The ingest side of the content engine: a curated creator list in Airtable, no-cookie Apify scrapers pulling every proven post, reel and video into one corpus — and a benchmark teardown that turns that corpus into the quality bar your own drafts must clear before they ship.
Every drafting system is only as good as its reference set. This engine keeps a living corpus of proven content from ~44 creators across YouTube, LinkedIn and Instagram — engagement numbers attached — so the content engine (cookbook 05) can judge every draft against what demonstrably travels, not against vibes.
~35 Make.com scenarios plus an n8n workflow did the scraping. The LinkedIn path needed a session cookie hard-coded into one scenario — it expired in December 2024 and the LinkedIn side silently died. Nobody noticed for months.
One local Node script with a per-channel map, three no-cookie Apify actors, a webhook fired by a single Airtable checkbox. First run backfills 6 months, every later run is incremental and costs ≈ $0. Verified end-to-end: posts upserted, profile refreshed, checkbox auto-cleared.
Base __AIRTABLE_BASE__ holds everything. The same three tables the ingest script writes are the ones the content engine mines — no export step, no second copy.
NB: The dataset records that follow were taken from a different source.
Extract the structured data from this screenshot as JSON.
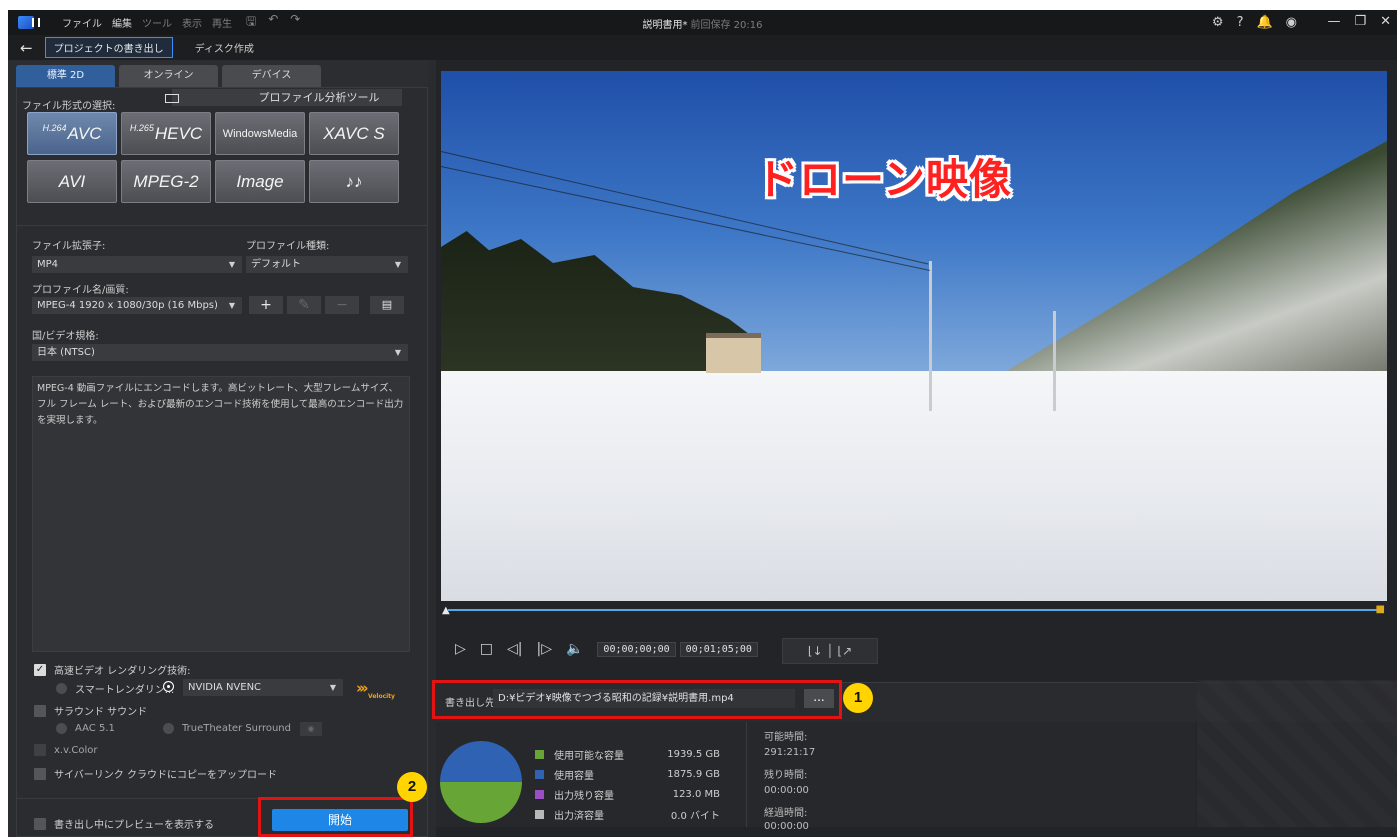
{
  "titlebar": {
    "menus": [
      "ファイル",
      "編集",
      "ツール",
      "表示",
      "再生"
    ],
    "doc_title": "説明書用*",
    "saved_info": "前回保存 20:16"
  },
  "subbar": {
    "active_tab": "プロジェクトの書き出し",
    "other_tab": "ディスク作成"
  },
  "mode_tabs": [
    "標準 2D",
    "オンライン",
    "デバイス"
  ],
  "format": {
    "label": "ファイル形式の選択:",
    "profile_tool": "プロファイル分析ツール",
    "buttons": [
      {
        "sup": "H.264",
        "label": "AVC",
        "selected": true
      },
      {
        "sup": "H.265",
        "label": "HEVC",
        "selected": false
      },
      {
        "sup": "",
        "label": "WindowsMedia",
        "selected": false
      },
      {
        "sup": "",
        "label": "XAVC S",
        "selected": false
      },
      {
        "sup": "",
        "label": "AVI",
        "selected": false
      },
      {
        "sup": "",
        "label": "MPEG-2",
        "selected": false
      },
      {
        "sup": "",
        "label": "Image",
        "selected": false
      },
      {
        "sup": "",
        "label": "♪♪",
        "selected": false
      }
    ]
  },
  "settings": {
    "ext_label": "ファイル拡張子:",
    "ext_value": "MP4",
    "profile_type_label": "プロファイル種類:",
    "profile_type_value": "デフォルト",
    "profile_name_label": "プロファイル名/画質:",
    "profile_name_value": "MPEG-4 1920 x 1080/30p (16 Mbps)",
    "region_label": "国/ビデオ規格:",
    "region_value": "日本 (NTSC)",
    "description": "MPEG-4 動画ファイルにエンコードします。高ビットレート、大型フレームサイズ、フル フレーム レート、および最新のエンコード技術を使用して最高のエンコード出力を実現します。"
  },
  "options": {
    "fast_render": "高速ビデオ レンダリング技術:",
    "smart_render": "スマートレンダリン...",
    "encoder": "NVIDIA NVENC",
    "velocity": "Velocity",
    "surround": "サラウンド サウンド",
    "aac": "AAC 5.1",
    "truetheater": "TrueTheater Surround",
    "xvcolor": "x.v.Color",
    "cyberlink": "サイバーリンク クラウドにコピーをアップロード",
    "preview_during": "書き出し中にプレビューを表示する",
    "start": "開始"
  },
  "preview": {
    "overlay_text": "ドローン映像"
  },
  "player": {
    "timecode_current": "00;00;00;00",
    "timecode_total": "00;01;05;00"
  },
  "destination": {
    "label": "書き出し先:",
    "path": "D:¥ビデオ¥映像でつづる昭和の記録¥説明書用.mp4",
    "browse": "..."
  },
  "storage": {
    "rows": [
      {
        "label": "使用可能な容量",
        "value": "1939.5 GB",
        "color": "#67a636"
      },
      {
        "label": "使用容量",
        "value": "1875.9 GB",
        "color": "#2f62b3"
      },
      {
        "label": "出力残り容量",
        "value": "123.0 MB",
        "color": "#9b4fc4"
      },
      {
        "label": "出力済容量",
        "value": "0.0 バイト",
        "color": "#b8b8b8"
      }
    ]
  },
  "times": {
    "available_label": "可能時間:",
    "available_value": "291:21:17",
    "remaining_label": "残り時間:",
    "remaining_value": "00:00:00",
    "elapsed_label": "経過時間:",
    "elapsed_value": "00:00:00"
  },
  "annotations": {
    "badge1": "1",
    "badge2": "2"
  }
}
| Table | What lives there | Key fields |
|---|---|---|
| Users | The curated creator list — one row per creator per channel. Your own profiles sit in the same list, so your content lands in the same corpus. | Username (handle/slug), Channel, Run Now, Nickname, Signature, Followers, Friends, Platform ID, ProfileLink, BioLink, Profile Pic, Total Videos, Total Likes, Run ID, Last Modified |
| Videos | YouTube videos + Instagram reels, transcript attached | ID, User (link), Channel, Caption, Type, Views, Likes, Comments, Shares, Saves, Duration, Height/Width, Cover, SRT, Video Created Time, Link + workflow checkboxes (Generate Script, Repurpose, Used, Generate SRT, Delist) |
| Text Posts | LinkedIn posts | ID, User (link), Channel, Caption, Likes, Comments, Shares, Cover, Media, Post Created Time, Link, Delisted |
Every record carries a stable ID — the YouTube video id, the LinkedIn activity URN, the Instagram shortcode. All writes go through Airtable's performUpsert (merge on ID, typecast on, chunks of 10), so re-pulling an overlap window is free: existing records update in place, nothing duplicates.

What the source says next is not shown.